There's one thing about Biff-he's not lazy." This contradiction seems funny to us (the author intended it to get a laugh) but in addition we have learned in the first few lines of the play that there is a conflict between Biff and Willy, and also within Willy himself. We have already seen that Willy is full of exhaustion and disappointment, and that's not what he had expected from life. As a young person you have a dream of how your life will be when you grow up. Willy's was to be a highly successful businessman. But his time is now running out, he has failed to reach his goal, and he wants his son to fulfill his dreams. He loves his son, and he tries to make him into something he's not.
Willy recalls the time when there were elm trees and a garden in the back yard. Now he feels boxed in by new adjacent apartment houses, and longs for space and natural surroundings.
Linda promises a drive in the country on Sunday with the windshield open. Willy corrects her, saying that the windshield doesn't open on the new car. When she protests that he just said he was driving with it open, he realizes that all day he has been imagining a car he had nearly twenty years before. It becomes clear to us-and to Willy-that he is increasingly lost in the past. It must be terrible for him not to be able to tell past from present. Shaken, Willy goes down to the kitchen to get something to eat.
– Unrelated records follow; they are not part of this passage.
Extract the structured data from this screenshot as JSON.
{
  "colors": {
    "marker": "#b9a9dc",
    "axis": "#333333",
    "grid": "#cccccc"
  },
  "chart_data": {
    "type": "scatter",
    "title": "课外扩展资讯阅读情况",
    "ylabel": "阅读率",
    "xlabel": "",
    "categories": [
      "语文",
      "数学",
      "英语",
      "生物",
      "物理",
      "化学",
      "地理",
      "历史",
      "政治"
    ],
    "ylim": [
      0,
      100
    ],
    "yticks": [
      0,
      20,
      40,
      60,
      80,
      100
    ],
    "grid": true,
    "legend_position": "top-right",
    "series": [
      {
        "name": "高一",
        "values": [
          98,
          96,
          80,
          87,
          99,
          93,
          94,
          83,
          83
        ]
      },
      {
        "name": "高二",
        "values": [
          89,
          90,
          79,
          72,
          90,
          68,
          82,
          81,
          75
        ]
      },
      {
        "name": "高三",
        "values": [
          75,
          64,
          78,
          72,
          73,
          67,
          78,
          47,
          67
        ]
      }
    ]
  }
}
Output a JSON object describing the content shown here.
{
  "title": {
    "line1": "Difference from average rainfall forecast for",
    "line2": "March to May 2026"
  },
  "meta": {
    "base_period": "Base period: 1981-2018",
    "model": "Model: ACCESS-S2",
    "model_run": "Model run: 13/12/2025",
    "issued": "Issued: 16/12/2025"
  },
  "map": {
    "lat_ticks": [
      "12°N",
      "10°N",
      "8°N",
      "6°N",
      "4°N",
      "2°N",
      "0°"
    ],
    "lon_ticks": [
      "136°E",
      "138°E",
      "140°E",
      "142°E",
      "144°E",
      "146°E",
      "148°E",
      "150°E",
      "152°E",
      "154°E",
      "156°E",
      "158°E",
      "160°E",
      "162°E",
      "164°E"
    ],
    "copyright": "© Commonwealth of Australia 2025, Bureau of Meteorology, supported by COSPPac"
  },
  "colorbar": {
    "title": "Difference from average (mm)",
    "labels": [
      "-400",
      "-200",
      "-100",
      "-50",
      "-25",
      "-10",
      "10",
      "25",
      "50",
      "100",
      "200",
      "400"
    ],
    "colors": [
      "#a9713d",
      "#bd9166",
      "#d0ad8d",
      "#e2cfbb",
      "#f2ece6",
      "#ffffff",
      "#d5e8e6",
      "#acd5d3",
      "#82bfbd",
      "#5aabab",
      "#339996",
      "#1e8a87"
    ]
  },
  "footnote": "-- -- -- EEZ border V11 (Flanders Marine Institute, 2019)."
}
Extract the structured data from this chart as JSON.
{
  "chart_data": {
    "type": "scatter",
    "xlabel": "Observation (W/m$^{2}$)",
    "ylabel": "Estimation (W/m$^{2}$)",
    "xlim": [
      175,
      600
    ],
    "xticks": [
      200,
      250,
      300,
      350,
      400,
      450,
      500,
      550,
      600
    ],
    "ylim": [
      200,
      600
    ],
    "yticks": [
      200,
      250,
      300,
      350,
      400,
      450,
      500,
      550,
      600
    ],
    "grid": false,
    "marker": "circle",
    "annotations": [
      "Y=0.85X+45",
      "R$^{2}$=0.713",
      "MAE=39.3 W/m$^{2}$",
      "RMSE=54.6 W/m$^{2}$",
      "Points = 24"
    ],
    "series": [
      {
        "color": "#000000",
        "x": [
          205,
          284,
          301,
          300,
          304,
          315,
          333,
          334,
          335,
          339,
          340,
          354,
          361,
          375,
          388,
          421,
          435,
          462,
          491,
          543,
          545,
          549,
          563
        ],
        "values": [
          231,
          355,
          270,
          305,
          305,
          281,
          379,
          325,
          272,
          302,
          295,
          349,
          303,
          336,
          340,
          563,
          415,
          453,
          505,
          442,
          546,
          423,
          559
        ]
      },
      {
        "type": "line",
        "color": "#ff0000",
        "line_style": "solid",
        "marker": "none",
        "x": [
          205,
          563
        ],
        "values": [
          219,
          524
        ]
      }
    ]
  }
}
Upstairs Biff and Happy have been awakened by their parents' voices. Happy is staying over at home after taking Biff on a date. Both are immediately worried, because lately they have been noticing Willy's strange behavior. Imagine how it would feel to have your father start talking to himself. You would be nervous and embarrassed. Biff tries to find excuses for their father's bad driving, but Happy, who has driven with him, says Willy just doesn't pay attention.
Happy: ...He stops at a green light and then it turns red and he goes. He laughs.
Biff: Maybe he's color-blind.
Happy: Pop? Why he's got the finest eye for color in the business. You know that.
Willy has trained his sons well-in the end everything relates to business. Even personal characteristics are valued in terms of their usefulness.